January 22, 2015 by Ed Becker

Collecting Past Dues or Writing Off Bad DebtTrying to collect past due accounts can be very frustrating. Sometimes it is a bad idea to allow credit on some accounts. Once you have a past due account, that customer should not be allowed to carry a balance again. How can you collect on past dues and when should you choose to write them off as bad debt?

Collecting on past due accounts

Create an aging report on accounts receivables. This way you will know at any moment who is past due and how long overdue the account has become. Once an account goes past 30 days, it needs to be tracked closely. Statistics show that once an account becomes 30 days past due, the chances of collecting decrease the longer the debt goes uncollected.

If your terms are net30 when day 31 comes around, you should be on the phone calling the customer in a friendly manner to find if there is a problem. At this point you do not want to be threatening; it is possible that the bill was overlooked.

If the customer is having cash flow problems you could offer a payment plan. Keep these plans simple but detailed. Agree on amount and frequency of payments. Try to not allow the plan to drag out more than six months. Also make the customer aware that any new orders are COD.
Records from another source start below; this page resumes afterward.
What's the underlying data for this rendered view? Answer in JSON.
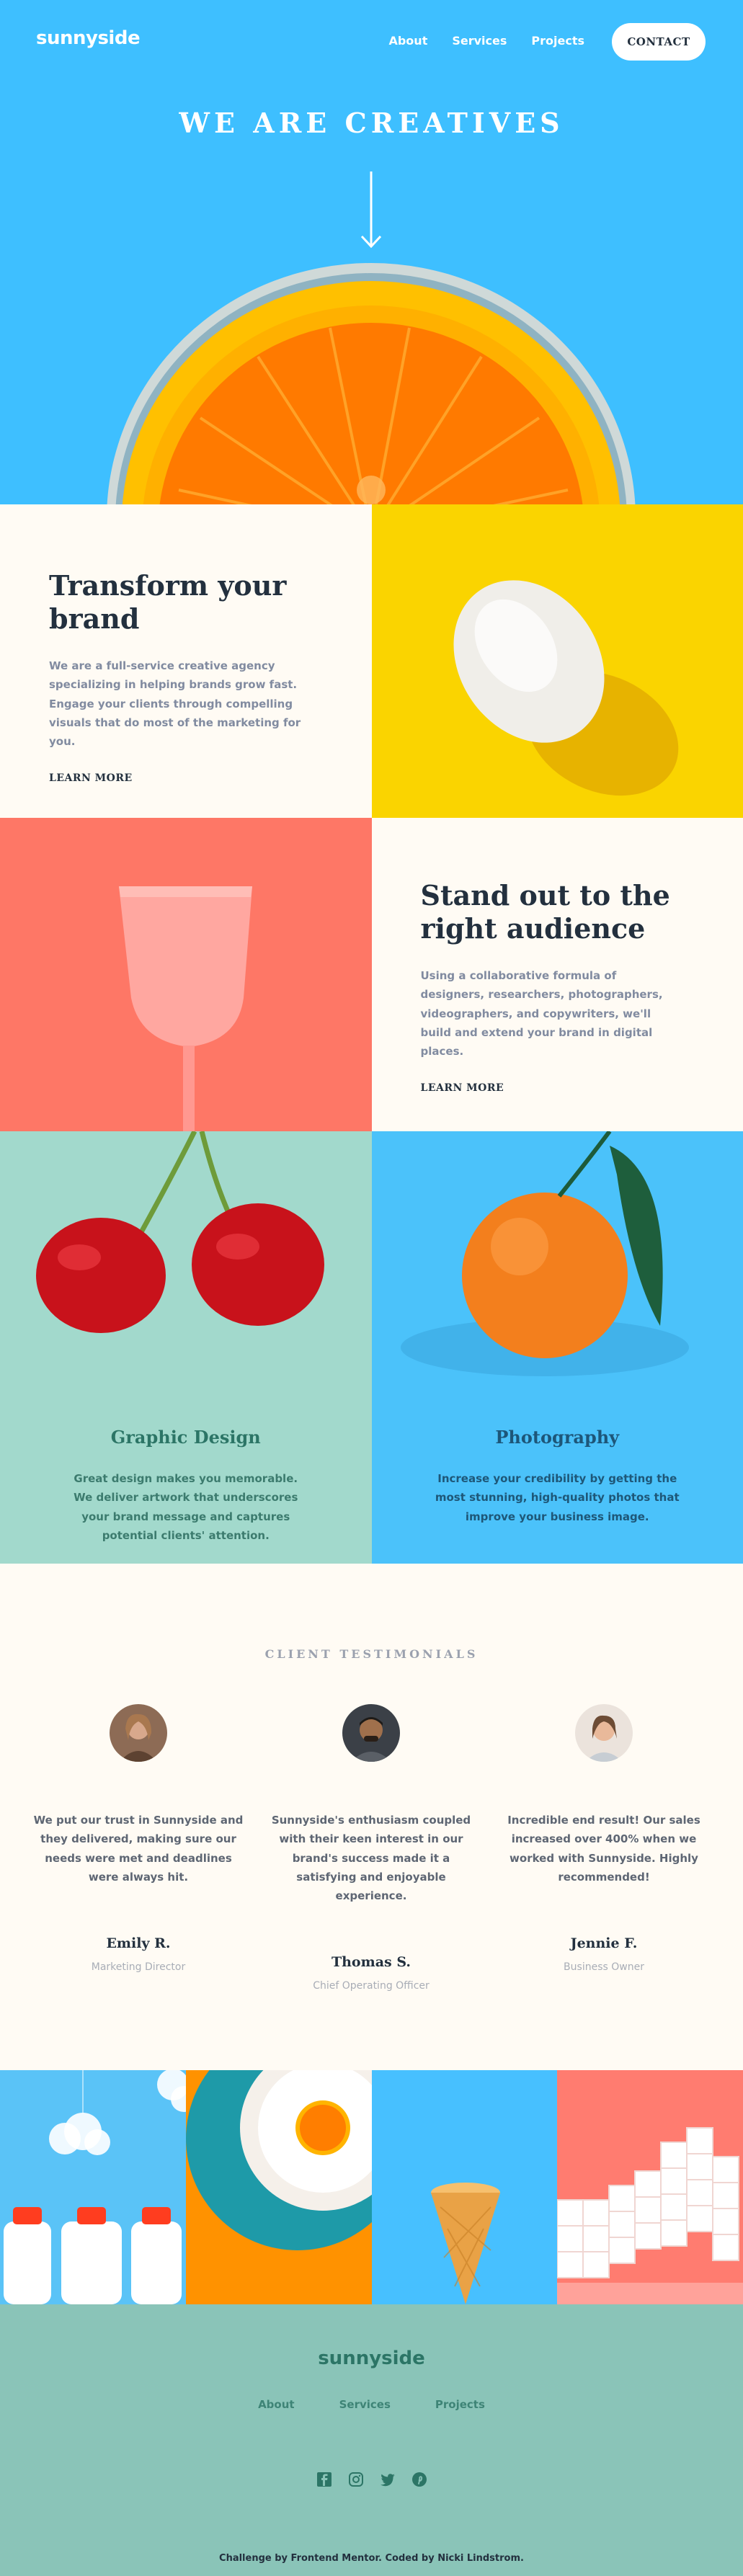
{
  "nav": {
    "logo": "sunnyside",
    "links": [
      "About",
      "Services",
      "Projects"
    ],
    "cta": "CONTACT"
  },
  "hero": {
    "title": "WE ARE CREATIVES"
  },
  "transform": {
    "title_line1": "Transform your",
    "title_line2": "brand",
    "body": "We are a full-service creative agency specializing in helping brands grow fast. Engage your clients through compelling visuals that do most of the marketing for you.",
    "link": "LEARN MORE"
  },
  "standout": {
    "title_line1": "Stand out to the",
    "title_line2": "right audience",
    "body": "Using a collaborative formula of designers, researchers, photographers, videographers, and copywriters, we'll build and extend your brand in digital places.",
    "link": "LEARN MORE"
  },
  "graphic": {
    "title": "Graphic Design",
    "body": "Great design makes you memorable. We deliver artwork that underscores your brand message and captures potential clients' attention."
  },
  "photography": {
    "title": "Photography",
    "body": "Increase your credibility by getting the most stunning, high-quality photos that improve your business image."
  },
  "testimonials": {
    "label": "CLIENT TESTIMONIALS",
    "items": [
      {
        "quote": "We put our trust in Sunnyside and they delivered, making sure our needs were met and deadlines were always hit.",
        "name": "Emily R.",
        "role": "Marketing Director"
      },
      {
        "quote": "Sunnyside's enthusiasm coupled with their keen interest in our brand's success made it a satisfying and enjoyable experience.",
        "name": "Thomas S.",
        "role": "Chief Operating Officer"
      },
      {
        "quote": "Incredible end result! Our sales increased over 400% when we worked with Sunnyside. Highly recommended!",
        "name": "Jennie F.",
        "role": "Business Owner"
      }
    ]
  },
  "footer": {
    "logo": "sunnyside",
    "links": [
      "About",
      "Services",
      "Projects"
    ],
    "social_icons": [
      "facebook-icon",
      "instagram-icon",
      "twitter-icon",
      "pinterest-icon"
    ],
    "credit": "Challenge by Frontend Mentor. Coded by Nicki Lindstrom."
  },
  "colors": {
    "hero_blue": "#3ebfff",
    "cream": "#fffbf4",
    "yellow": "#fad400",
    "red": "#fe7766",
    "mint": "#a2d9cc",
    "footer_green": "#8ac4b8",
    "dark": "#23303e"
  }
}
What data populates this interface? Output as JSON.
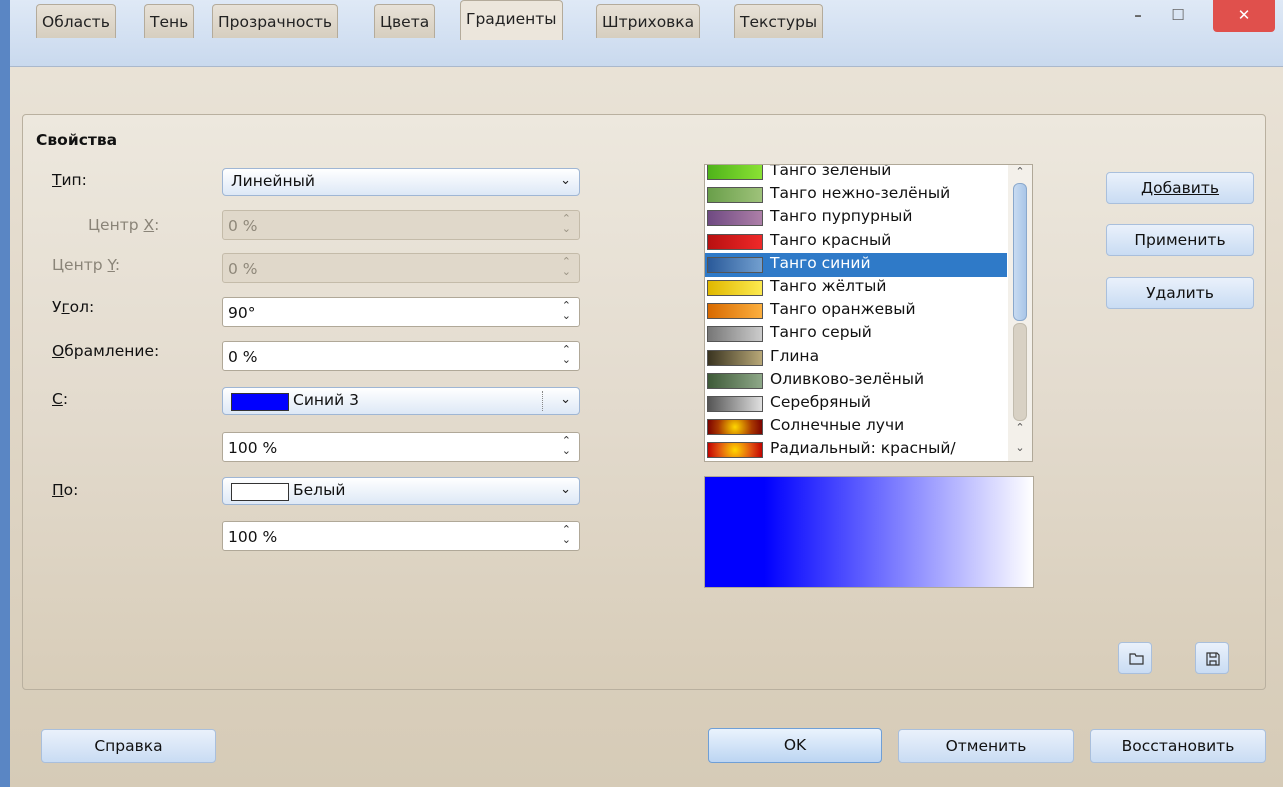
{
  "window": {
    "title": "Область",
    "minimize": "–",
    "maximize": "☐",
    "close": "✕"
  },
  "tabs": [
    "Область",
    "Тень",
    "Прозрачность",
    "Цвета",
    "Градиенты",
    "Штриховка",
    "Текстуры"
  ],
  "active_tab": "Градиенты",
  "properties": {
    "title": "Свойства",
    "type_label_u": "Т",
    "type_label_rest": "ип:",
    "type_value": "Линейный",
    "center_x_label_pre": "Центр ",
    "center_x_label_u": "X",
    "center_x_label_post": ":",
    "center_x_value": "0 %",
    "center_y_label_pre": "Центр ",
    "center_y_label_u": "Y",
    "center_y_label_post": ":",
    "center_y_value": "0 %",
    "angle_label_pre": "У",
    "angle_label_u": "г",
    "angle_label_post": "ол:",
    "angle_value": "90°",
    "border_label_u": "О",
    "border_label_rest": "брамление:",
    "border_value": "0 %",
    "from_label_u": "С",
    "from_label_post": ":",
    "from_color": "Синий 3",
    "from_swatch": "#0000ff",
    "from_intensity": "100 %",
    "to_label_u": "П",
    "to_label_rest": "о:",
    "to_color": "Белый",
    "to_swatch": "#ffffff",
    "to_intensity": "100 %"
  },
  "gradients": [
    {
      "name": "Танго зелёный",
      "swatch": "linear-gradient(90deg,#4fb31a,#8ae234)"
    },
    {
      "name": "Танго нежно-зелёный",
      "swatch": "linear-gradient(90deg,#6a9f4a,#9ec27a)"
    },
    {
      "name": "Танго пурпурный",
      "swatch": "linear-gradient(90deg,#6f4a82,#ad7fa8)"
    },
    {
      "name": "Танго красный",
      "swatch": "linear-gradient(90deg,#b81010,#ef2929)"
    },
    {
      "name": "Танго синий",
      "swatch": "linear-gradient(90deg,#2a5a9a,#729fcf)",
      "selected": true
    },
    {
      "name": "Танго жёлтый",
      "swatch": "linear-gradient(90deg,#e0b800,#fce94f)"
    },
    {
      "name": "Танго оранжевый",
      "swatch": "linear-gradient(90deg,#d86a00,#fcaf3e)"
    },
    {
      "name": "Танго серый",
      "swatch": "linear-gradient(90deg,#777,#ccc)"
    },
    {
      "name": "Глина",
      "swatch": "linear-gradient(90deg,#3a3420,#b8a878)"
    },
    {
      "name": "Оливково-зелёный",
      "swatch": "linear-gradient(90deg,#3e5a38,#8ea888)"
    },
    {
      "name": "Серебряный",
      "swatch": "linear-gradient(90deg,#555,#e0e0e0)"
    },
    {
      "name": "Солнечные лучи",
      "swatch": "radial-gradient(circle,#ffd700,#aa3a00 60%,#7a0000)"
    },
    {
      "name": "Радиальный: красный/",
      "swatch": "radial-gradient(circle,#ffd700,#e05010 60%,#c00000)"
    }
  ],
  "side_buttons": {
    "add": "Добавить",
    "apply": "Применить",
    "delete": "Удалить"
  },
  "bottom_buttons": {
    "help": "Справка",
    "ok": "OK",
    "cancel": "Отменить",
    "reset": "Восстановить"
  }
}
If calls do not work and you cannot work out a payment plan, send out past due notices. These should be firm, but not threatening. If you receive no response to written past due notices or phone calls and the account is past 90 or 120 days, it is time to get tougher. Send a notice that the account needs to be paid in full within seven days or it will be sent to collections, at the customer’s expense. This is a serious step and will damage the relationship with the customer. The only other option is to write off the bad debt. Weighing the cost between collection agencies or writing it off will help you decide on a strategy.

Writing Off Bad Debt

If you have made diligent attempts at collecting a debt and still have not recovered the full balance it is time to write it off as the debt has become worthless to your company. In order to prove the bad debt you will need your invoice and documentation of reasonable collection attempts. This means that you need to document each phone call and save copies of any mailed correspondence.

You can claim the deduction in the tax year that you realize the debt became worthless. You can also deduct the partial bad debt that became worthless. If the debt was debt from a previous year, but you only just realized it was worthless, you can write it off this year. If you had debts that you did not write off in previous years you can amend your tax return.

Note: Cash basis businesses can only deduct bad debts that were included in their gross income.